Waggons aus Teakholz und Messing waren echte Möbel auf Rädern. Als Reisender passierte man Hauptstädte mit Charakter und Glamour wie München, Wien, Budapest und Bukarest. Bevor der Passagier Österreich erreichte, fuhr er durch drei verschiedene deutsche Länder: das Großherzogtum Baden und die Königreiche Württemberg und Bayern. Jedes dieser Länder stellte seine eigenen Lokomotiven zur Verfügung. Heute sind 17 unverfälscht renovierte Originalwaggons auf verschiedenen Routen in Europa unterwegs – ein persönlicher Stewart mit 24-Stunden-Service inklusive.

Ein Dampfer auf Schienen

Diese Art des Reisens war kein ursprünglich europäisches, sondern ein amerikanisches Phänomen. Während die Europäer lange dem Bild der Pferdekutsche auf Schienen nachhingen, nahmen sich Amerikaner die Flussdampfer, die als „schwimmende Paläste“ galten, zum Vorbild. George Mortimer Pullman ließ die Vision von den „fahrenden Palästen“ als Erster Wirklichkeit werden. Er gründete die Pullman Palace Car Company und baute von 1859 an luxuriös ausgestattete Waggons. Damals war der Pullmanwagen ein Statussymbol für Status und Geld.

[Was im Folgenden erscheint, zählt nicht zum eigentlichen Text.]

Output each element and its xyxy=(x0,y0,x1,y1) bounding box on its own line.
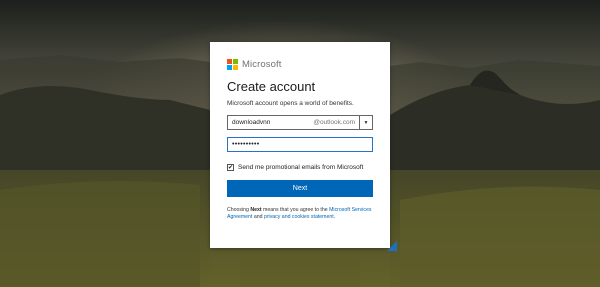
password-input[interactable]: •••••••••• xyxy=(227,137,373,152)
logo-square-yellow xyxy=(233,64,238,70)
page-subtitle: Microsoft account opens a world of benef… xyxy=(227,100,354,107)
next-button[interactable]: Next xyxy=(227,180,373,197)
terms-suffix: . xyxy=(333,214,336,220)
domain-dropdown-button[interactable]: ▼ xyxy=(360,115,373,130)
terms-middle: means that you agree to the xyxy=(261,207,330,213)
email-username: downloadvnn xyxy=(232,119,271,126)
terms-prefix: Choosing xyxy=(227,207,251,213)
checkmark-icon: ✔ xyxy=(227,164,234,171)
signup-card: Microsoft Create account Microsoft accou… xyxy=(210,42,390,248)
promo-option[interactable]: ✔ Send me promotional emails from Micros… xyxy=(227,164,373,171)
password-value: •••••••••• xyxy=(232,141,260,148)
logo-square-blue xyxy=(227,64,232,70)
logo-square-red xyxy=(227,58,232,64)
promo-checkbox[interactable]: ✔ xyxy=(227,164,234,171)
microsoft-logo-icon xyxy=(227,58,238,70)
email-row: downloadvnn @outlook.com ▼ xyxy=(227,115,373,130)
terms-and: and xyxy=(252,214,264,220)
page-title: Create account xyxy=(227,79,316,94)
brand-name: Microsoft xyxy=(242,58,282,70)
privacy-statement-link[interactable]: privacy and cookies statement xyxy=(264,214,334,220)
caret-down-icon: ▼ xyxy=(363,119,369,126)
logo-square-green xyxy=(233,58,238,64)
terms-text: Choosing Next means that you agree to th… xyxy=(227,207,373,221)
promo-label: Send me promotional emails from Microsof… xyxy=(238,164,364,171)
terms-bold: Next xyxy=(250,207,262,213)
brand-header: Microsoft xyxy=(227,58,373,70)
email-domain: @outlook.com xyxy=(313,119,355,126)
email-input[interactable]: downloadvnn @outlook.com xyxy=(227,115,360,130)
corner-accent xyxy=(387,241,397,251)
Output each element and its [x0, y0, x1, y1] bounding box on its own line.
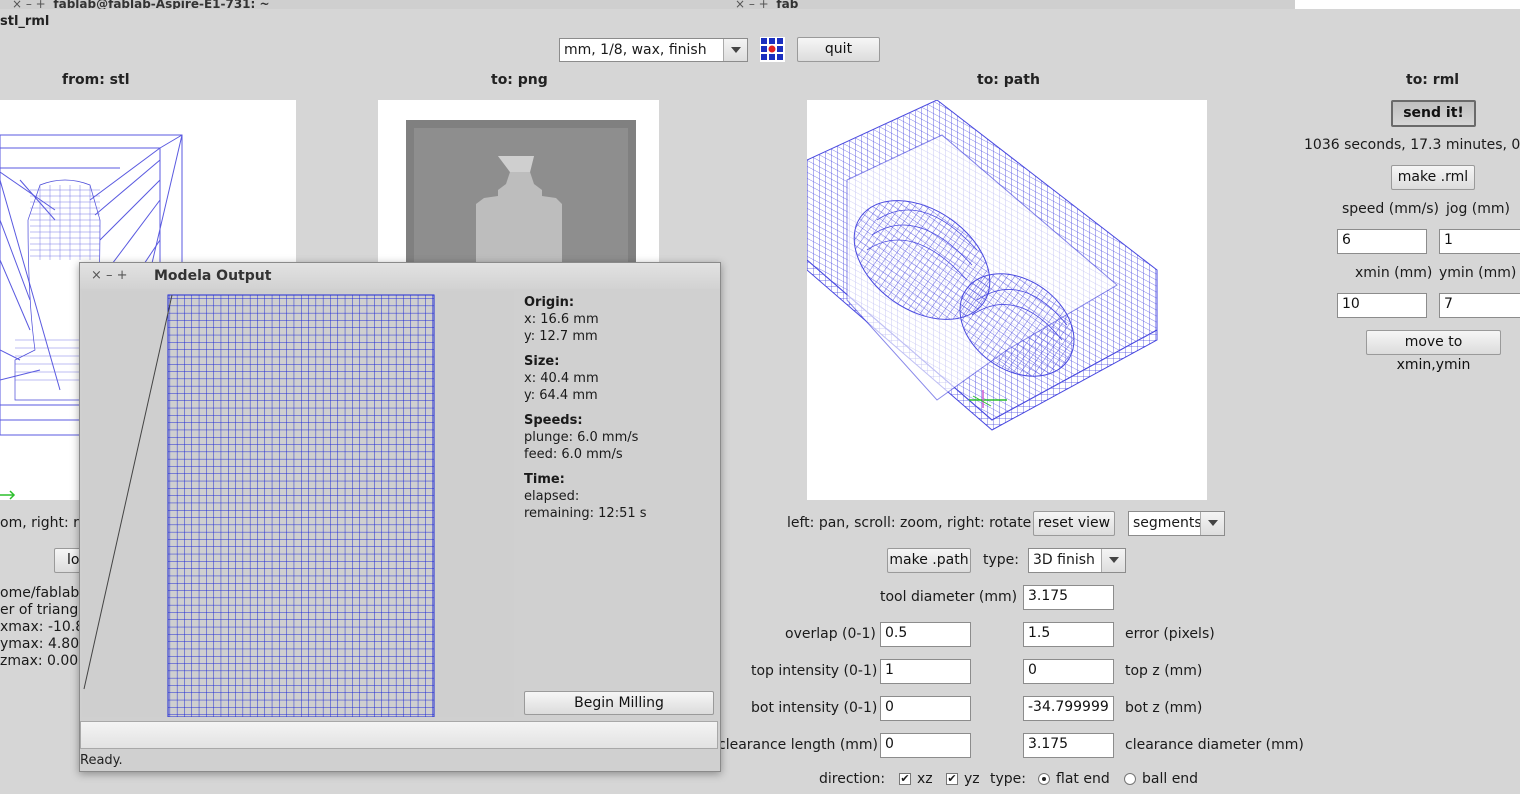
remaining-time: remaining: 12:51 s: [524, 506, 647, 521]
time-estimate: 1036 seconds, 17.3 minutes, 0.29: [1304, 137, 1520, 153]
chevron-down-icon[interactable]: [1101, 549, 1125, 572]
make-rml-button[interactable]: make .rml: [1391, 165, 1475, 190]
status-text: Ready.: [80, 753, 123, 768]
window-title: stl_rml: [0, 14, 50, 29]
ball-end-radio[interactable]: [1124, 773, 1136, 785]
dialog-window-controls[interactable]: × – +: [91, 268, 128, 283]
toolpath-preview: [82, 291, 514, 718]
plunge-speed: plunge: 6.0 mm/s: [524, 430, 639, 445]
time-heading: Time:: [524, 472, 565, 487]
flat-end-label: flat end: [1056, 771, 1110, 787]
clearance-length-field[interactable]: 0: [880, 733, 971, 758]
tab-title: fablab@fablab-Aspire-E1-731: ~: [53, 0, 270, 9]
path-view-hint: left: pan, scroll: zoom, right: rotate: [787, 515, 1032, 531]
yz-checkbox[interactable]: ✔: [946, 773, 958, 785]
clearance-length-label: clearance length (mm): [718, 737, 879, 753]
origin-x: x: 16.6 mm: [524, 312, 599, 327]
fab-logo-icon: [760, 37, 785, 62]
xmin-field[interactable]: 10: [1337, 293, 1427, 318]
begin-milling-button[interactable]: Begin Milling: [524, 691, 714, 715]
elapsed-time: elapsed:: [524, 489, 580, 504]
stl-view-hint: om, right: ro: [0, 515, 88, 531]
speeds-heading: Speeds:: [524, 413, 583, 428]
preset-select[interactable]: mm, 1/8, wax, finish: [559, 38, 748, 62]
progress-bar: [80, 721, 718, 749]
top-z-label: top z (mm): [1125, 663, 1203, 679]
bot-intensity-label: bot intensity (0-1): [751, 700, 878, 716]
origin-heading: Origin:: [524, 295, 575, 310]
size-y: y: 64.4 mm: [524, 388, 598, 403]
feed-speed: feed: 6.0 mm/s: [524, 447, 623, 462]
stl-triangle-count: er of triangle: [0, 602, 91, 618]
error-label: error (pixels): [1125, 626, 1215, 642]
bot-z-label: bot z (mm): [1125, 700, 1203, 716]
top-z-field[interactable]: 0: [1023, 659, 1114, 684]
tool-diameter-field[interactable]: 3.175: [1023, 585, 1114, 610]
bot-intensity-field[interactable]: 0: [880, 696, 971, 721]
tab-window-controls[interactable]: × – +: [12, 0, 46, 9]
dialog-title: Modela Output: [154, 268, 272, 284]
path-type-label: type:: [983, 552, 1019, 568]
jog-label: jog (mm): [1446, 201, 1510, 217]
end-type-label: type:: [990, 771, 1026, 787]
modela-output-dialog: × – + Modela Output Origin: x: 16.6 mm y…: [79, 262, 721, 772]
clearance-diameter-label: clearance diameter (mm): [1125, 737, 1304, 753]
xz-label: xz: [917, 771, 933, 787]
speed-field[interactable]: 6: [1337, 229, 1427, 254]
to-png-heading: to: png: [491, 72, 548, 88]
tool-diameter-label: tool diameter (mm): [880, 589, 1018, 605]
error-field[interactable]: 1.5: [1023, 622, 1114, 647]
path-type-select[interactable]: 3D finish: [1028, 548, 1126, 573]
job-info: Origin: x: 16.6 mm y: 12.7 mm Size: x: 4…: [524, 294, 647, 522]
stl-file-path: ome/fablab/: [0, 585, 84, 601]
ymin-field[interactable]: 7: [1439, 293, 1520, 318]
chevron-down-icon[interactable]: [723, 39, 747, 61]
preset-value: mm, 1/8, wax, finish: [564, 42, 707, 58]
clearance-diameter-field[interactable]: 3.175: [1023, 733, 1114, 758]
ymin-label: ymin (mm): [1439, 265, 1517, 281]
terminal-tab-2[interactable]: × – + fab: [735, 0, 855, 9]
yz-label: yz: [964, 771, 980, 787]
bot-z-field[interactable]: -34.799999: [1023, 696, 1114, 721]
terminal-tab-1[interactable]: × – + fablab@fablab-Aspire-E1-731: ~: [12, 0, 312, 9]
xz-checkbox[interactable]: ✔: [899, 773, 911, 785]
reset-view-button[interactable]: reset view: [1033, 511, 1115, 536]
path-view-canvas[interactable]: [807, 100, 1207, 500]
dialog-titlebar: × – + Modela Output: [80, 263, 720, 289]
to-path-heading: to: path: [977, 72, 1040, 88]
tab-title: fab: [776, 0, 799, 9]
display-mode-select[interactable]: segments: [1128, 511, 1225, 536]
quit-button[interactable]: quit: [797, 37, 880, 62]
top-intensity-field[interactable]: 1: [880, 659, 971, 684]
move-to-xmin-ymin-button[interactable]: move to xmin,ymin: [1366, 330, 1501, 373]
speed-label: speed (mm/s): [1342, 201, 1439, 217]
to-rml-heading: to: rml: [1406, 72, 1460, 88]
white-region: [1295, 0, 1520, 9]
origin-y: y: 12.7 mm: [524, 329, 598, 344]
xmin-label: xmin (mm): [1355, 265, 1433, 281]
overlap-label: overlap (0-1): [785, 626, 876, 642]
size-heading: Size:: [524, 354, 560, 369]
make-path-button[interactable]: make .path: [887, 548, 971, 573]
size-x: x: 40.4 mm: [524, 371, 599, 386]
send-it-button[interactable]: send it!: [1391, 100, 1476, 127]
ball-end-label: ball end: [1142, 771, 1199, 787]
direction-label: direction:: [819, 771, 886, 787]
from-stl-heading: from: stl: [62, 72, 130, 88]
jog-field[interactable]: 1: [1439, 229, 1520, 254]
overlap-field[interactable]: 0.5: [880, 622, 971, 647]
flat-end-radio[interactable]: [1038, 773, 1050, 785]
png-view-canvas: [378, 100, 659, 270]
display-mode-value: segments: [1133, 515, 1201, 531]
top-intensity-label: top intensity (0-1): [751, 663, 878, 679]
path-type-value: 3D finish: [1033, 552, 1095, 568]
chevron-down-icon[interactable]: [1200, 512, 1224, 535]
tab-window-controls[interactable]: × – +: [735, 0, 769, 9]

Der solcherart zusammengesetzte Eisenbahnzug erscheint wie ein „Dampfer auf Schienen“, schreibt Wolfgang Schivelbusch in „Geschichte der Eisenbahnreise“: „Badezimmer mit Wannen und Duschen, Frisiersalons, Maniküren, Zofen und Diener, Telegraphenbüros, Bibliotheken, die neuesten Zeitschriften sowie Hotel- und Eisenbahnverzeichnisse, Rauchsalons, und natürlich eine riesige Auswahl an Weinen und Spirituosen, all das war in den Luxuszügen der Epoche selbstverständlich.“

Büffelfilet per Telegramm

Der Gastrosoph und Eisenbahnhistoriker Lucius Beebe (1902–1966) berichtet, wie sich eine Reise in der Panama Limited der Illinois Central Railroad in ein epikureisches Vergnügen verwandelte. Wie der zufriedene Passagier nach dem „King’s Dinner“ sein Likörglas mit Cointreau beiseite schiebt, seine Finger in warmes, nach Zitrone duftendes Wasser in einer silbernen Fingerschale auf einem kerzenbeleuchteten Tisch taucht und sich dann eine Don-Diego-Zigarre anzündet, um im bequemen Reisefauteuil entspannt zu verdauen. Drei Jahrzehnte lang aßen die Amerikaner in den Zugwaggons besser als irgendwo sonst, ist Beebe überzeugt. Mark Twain berichtet von Passagieren, die bereits um acht Uhr morgens drei Manhattan- Cocktails serviert bekamen. Der Stewart zögerte bei manchen Fahrgästen nicht, frischen Hummer oder ein fünf Kilo schweres Büffelfilet per Telegramm anzufordern. Höhepunkt für Reisende war das Festessen am ersten Weihnachtsfeiertag, das nahezu alle Transportunternehmen kostenlos angeboten haben. Auf einer Strecke von „Eisenbahnkönig“ Cornelius Vanderbilt – der Jeff Bezos seiner Zeit – standen auf der Speisekarte neben den üblichen Austern im Eintopf unter anderem gebratener junger Bär, Schildkröteneintopf und frischer Gewächshausspargel mit gezogener Butter auf Toast. Übrigens: Rechnen musste sich dieser üppige Service nicht. „Die Vorstellung, mit ihren Speisewagen auch nur den Break-Even zu erreichen, geschweige denn einen Gewinn zu erzielen, hätte die damaligen Eisenbahnverwaltungen fast unsagbar schockiert“, berichtet Beebe. Speisewagen waren die schönsten und am meisten bewunderten Aushängeschilder der Eisenbahngesellschaften, die ihre Einnahmen aus dem Güterverkehr bezogen. Die Einstellung der Vanderbilts, dass nur jene Unternehmen, die in der Lage sind, ihre Gäste zu verwöhnen, gute Gütertransporteure sein können, ist leider verloren gegangen.